05Domain coverage (v1)
06Scoring
See Algorithm for the per-claim 100-point
rubric (A–F components) and the account aggregation formula. The two hard
caps are documented there too. None of the scoring is hidden in a model
prompt — it is deterministic Python in pipeline/score.py and
pipeline/aggregate.py.
07How to challenge a score
- Open the account's Analyzer page and find the claim whose score you dispute.
- Click View on X to confirm the post text we analyzed.
- Click Archive snapshot to confirm the post existed and we didn't miswrite its text.
- Look at the card's Sources list. If we mis-graded the evidence, cite a stronger source.
- Look at the per-component breakdown (A–F). If you disagree with scoping/strength/uncertainty annotation, cite the exact wording in the post.
Every score is a linear combination of transparently-extracted features
against a published evidence card.
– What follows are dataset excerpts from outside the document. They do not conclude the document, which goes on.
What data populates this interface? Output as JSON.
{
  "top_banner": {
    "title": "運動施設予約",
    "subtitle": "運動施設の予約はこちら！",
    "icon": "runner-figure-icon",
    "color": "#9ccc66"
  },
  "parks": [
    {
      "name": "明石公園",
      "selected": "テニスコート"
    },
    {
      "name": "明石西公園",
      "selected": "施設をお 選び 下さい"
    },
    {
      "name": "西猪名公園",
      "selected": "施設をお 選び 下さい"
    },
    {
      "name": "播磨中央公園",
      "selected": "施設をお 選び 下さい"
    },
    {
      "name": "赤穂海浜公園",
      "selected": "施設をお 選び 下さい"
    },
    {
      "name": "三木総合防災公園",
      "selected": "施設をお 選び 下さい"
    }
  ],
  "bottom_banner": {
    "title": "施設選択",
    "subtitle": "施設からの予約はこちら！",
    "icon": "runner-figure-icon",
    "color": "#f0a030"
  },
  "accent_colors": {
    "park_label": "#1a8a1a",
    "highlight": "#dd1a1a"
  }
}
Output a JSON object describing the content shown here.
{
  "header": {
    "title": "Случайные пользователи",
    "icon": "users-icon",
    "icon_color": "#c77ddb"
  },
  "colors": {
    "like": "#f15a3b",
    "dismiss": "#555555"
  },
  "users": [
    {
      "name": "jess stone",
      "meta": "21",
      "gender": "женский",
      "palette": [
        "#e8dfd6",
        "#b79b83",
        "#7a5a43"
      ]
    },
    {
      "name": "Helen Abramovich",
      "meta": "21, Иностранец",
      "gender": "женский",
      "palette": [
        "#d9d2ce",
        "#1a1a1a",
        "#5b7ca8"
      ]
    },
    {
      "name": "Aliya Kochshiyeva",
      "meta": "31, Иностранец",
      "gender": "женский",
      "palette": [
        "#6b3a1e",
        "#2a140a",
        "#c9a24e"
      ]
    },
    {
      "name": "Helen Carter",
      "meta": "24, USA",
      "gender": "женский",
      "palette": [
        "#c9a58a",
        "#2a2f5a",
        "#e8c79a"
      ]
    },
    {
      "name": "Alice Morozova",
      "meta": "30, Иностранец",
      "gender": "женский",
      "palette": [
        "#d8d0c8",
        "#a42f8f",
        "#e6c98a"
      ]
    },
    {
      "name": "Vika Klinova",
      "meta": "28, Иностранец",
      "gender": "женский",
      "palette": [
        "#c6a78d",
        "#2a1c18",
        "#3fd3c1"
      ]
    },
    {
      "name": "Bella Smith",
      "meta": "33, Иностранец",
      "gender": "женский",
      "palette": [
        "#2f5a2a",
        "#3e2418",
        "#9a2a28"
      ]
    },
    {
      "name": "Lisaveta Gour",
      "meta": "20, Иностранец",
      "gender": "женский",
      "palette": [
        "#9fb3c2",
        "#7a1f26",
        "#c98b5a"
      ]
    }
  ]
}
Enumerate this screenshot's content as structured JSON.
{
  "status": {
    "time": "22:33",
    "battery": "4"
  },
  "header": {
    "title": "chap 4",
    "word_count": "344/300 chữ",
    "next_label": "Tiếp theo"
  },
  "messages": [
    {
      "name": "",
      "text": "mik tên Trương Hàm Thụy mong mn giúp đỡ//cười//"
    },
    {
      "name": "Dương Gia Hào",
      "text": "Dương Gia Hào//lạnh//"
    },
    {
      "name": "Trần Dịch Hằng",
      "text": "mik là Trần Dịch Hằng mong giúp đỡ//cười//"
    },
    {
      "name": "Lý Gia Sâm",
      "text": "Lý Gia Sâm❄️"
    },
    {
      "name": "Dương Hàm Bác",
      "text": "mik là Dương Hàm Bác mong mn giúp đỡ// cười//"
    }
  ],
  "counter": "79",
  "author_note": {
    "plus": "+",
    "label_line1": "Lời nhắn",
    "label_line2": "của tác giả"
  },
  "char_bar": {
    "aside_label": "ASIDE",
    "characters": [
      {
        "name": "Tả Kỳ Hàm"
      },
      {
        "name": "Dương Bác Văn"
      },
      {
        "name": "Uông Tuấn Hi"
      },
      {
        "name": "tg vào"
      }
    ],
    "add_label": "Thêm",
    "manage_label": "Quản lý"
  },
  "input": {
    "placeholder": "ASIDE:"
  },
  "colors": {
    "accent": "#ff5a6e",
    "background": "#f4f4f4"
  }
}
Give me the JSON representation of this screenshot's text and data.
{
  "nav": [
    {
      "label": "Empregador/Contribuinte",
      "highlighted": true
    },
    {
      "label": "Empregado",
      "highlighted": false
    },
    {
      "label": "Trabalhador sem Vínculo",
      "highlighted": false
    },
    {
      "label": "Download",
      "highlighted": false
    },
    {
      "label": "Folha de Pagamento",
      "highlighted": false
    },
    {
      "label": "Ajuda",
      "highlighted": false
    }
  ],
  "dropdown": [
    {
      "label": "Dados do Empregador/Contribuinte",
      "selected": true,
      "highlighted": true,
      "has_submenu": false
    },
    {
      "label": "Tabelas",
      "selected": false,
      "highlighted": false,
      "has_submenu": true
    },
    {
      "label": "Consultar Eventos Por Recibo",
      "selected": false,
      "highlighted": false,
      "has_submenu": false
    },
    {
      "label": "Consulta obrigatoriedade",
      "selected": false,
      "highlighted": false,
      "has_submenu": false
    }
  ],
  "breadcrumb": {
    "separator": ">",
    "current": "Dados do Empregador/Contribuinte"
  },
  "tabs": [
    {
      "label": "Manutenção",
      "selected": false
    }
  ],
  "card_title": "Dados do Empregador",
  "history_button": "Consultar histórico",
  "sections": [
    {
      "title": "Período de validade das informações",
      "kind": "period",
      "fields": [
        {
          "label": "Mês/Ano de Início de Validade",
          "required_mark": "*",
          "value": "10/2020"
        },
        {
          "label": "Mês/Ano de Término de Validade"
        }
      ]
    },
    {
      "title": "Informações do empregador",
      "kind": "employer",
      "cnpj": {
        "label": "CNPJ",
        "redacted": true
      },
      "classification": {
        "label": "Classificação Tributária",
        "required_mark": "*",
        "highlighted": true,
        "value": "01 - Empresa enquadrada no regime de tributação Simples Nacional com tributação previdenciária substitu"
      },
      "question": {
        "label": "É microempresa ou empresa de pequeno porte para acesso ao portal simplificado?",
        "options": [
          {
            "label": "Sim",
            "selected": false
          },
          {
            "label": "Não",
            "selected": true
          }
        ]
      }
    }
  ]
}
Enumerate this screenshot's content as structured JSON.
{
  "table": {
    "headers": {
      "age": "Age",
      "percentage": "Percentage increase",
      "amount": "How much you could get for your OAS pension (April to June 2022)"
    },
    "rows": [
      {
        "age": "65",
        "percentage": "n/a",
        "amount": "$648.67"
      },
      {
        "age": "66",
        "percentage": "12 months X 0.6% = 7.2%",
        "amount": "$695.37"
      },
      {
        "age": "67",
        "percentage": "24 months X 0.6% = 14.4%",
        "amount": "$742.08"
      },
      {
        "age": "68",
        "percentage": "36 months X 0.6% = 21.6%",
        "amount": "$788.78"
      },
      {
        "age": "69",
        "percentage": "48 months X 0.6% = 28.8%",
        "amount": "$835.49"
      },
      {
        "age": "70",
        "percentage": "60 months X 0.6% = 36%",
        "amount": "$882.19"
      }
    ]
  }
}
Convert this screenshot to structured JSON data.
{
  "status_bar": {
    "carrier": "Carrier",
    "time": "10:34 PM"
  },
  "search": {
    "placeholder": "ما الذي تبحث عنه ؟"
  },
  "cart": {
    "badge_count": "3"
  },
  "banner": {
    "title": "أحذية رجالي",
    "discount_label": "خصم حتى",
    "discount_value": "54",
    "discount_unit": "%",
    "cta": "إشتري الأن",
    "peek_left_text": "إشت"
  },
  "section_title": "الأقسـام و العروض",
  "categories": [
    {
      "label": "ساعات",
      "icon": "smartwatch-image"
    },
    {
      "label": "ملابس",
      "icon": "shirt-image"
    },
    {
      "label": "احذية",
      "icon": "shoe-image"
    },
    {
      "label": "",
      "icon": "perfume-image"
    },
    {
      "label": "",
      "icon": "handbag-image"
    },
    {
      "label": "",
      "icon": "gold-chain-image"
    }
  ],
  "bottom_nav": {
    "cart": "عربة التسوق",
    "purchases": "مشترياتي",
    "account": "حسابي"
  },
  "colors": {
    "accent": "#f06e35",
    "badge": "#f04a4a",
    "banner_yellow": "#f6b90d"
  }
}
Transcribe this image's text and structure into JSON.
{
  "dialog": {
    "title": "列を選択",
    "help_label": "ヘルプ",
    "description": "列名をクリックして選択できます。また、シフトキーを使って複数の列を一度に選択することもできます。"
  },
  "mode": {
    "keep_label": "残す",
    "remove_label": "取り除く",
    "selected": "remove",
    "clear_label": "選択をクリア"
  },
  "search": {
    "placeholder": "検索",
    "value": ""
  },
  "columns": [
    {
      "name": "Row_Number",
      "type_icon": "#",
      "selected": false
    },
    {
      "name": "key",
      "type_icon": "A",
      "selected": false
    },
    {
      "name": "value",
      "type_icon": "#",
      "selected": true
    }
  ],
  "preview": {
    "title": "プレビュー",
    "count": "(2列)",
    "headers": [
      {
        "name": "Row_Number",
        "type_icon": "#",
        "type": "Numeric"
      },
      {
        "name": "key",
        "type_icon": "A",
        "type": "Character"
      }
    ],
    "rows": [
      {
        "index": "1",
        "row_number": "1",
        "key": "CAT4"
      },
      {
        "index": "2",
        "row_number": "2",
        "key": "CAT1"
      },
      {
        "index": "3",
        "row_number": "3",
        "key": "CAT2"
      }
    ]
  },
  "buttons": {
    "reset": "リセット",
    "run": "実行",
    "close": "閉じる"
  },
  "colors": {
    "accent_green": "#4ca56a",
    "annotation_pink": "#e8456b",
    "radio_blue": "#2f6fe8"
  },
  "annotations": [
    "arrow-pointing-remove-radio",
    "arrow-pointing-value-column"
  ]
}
If an input is wrong, the fix is
visible in the diff to cards.json or the post annotation.
08Known limitations (v1)
- Post extraction scoped to the last 40 tweets per account; long-tail history not considered.
- Reposts detected but not scored (endorsement modeling is future work).
- Long threads collapsed into single-tweet scope.
- Media (images, video) is ignored — many substantive claims live in podcast clips and threads rather than single tweets.
- The commercial-overlap map is maintained manually per account. At scale this should derive from bio / linktree scrapes.
- "Anti-establishment rhetoric" is not a separate detector; the H1-with-selling cap partially approximates it.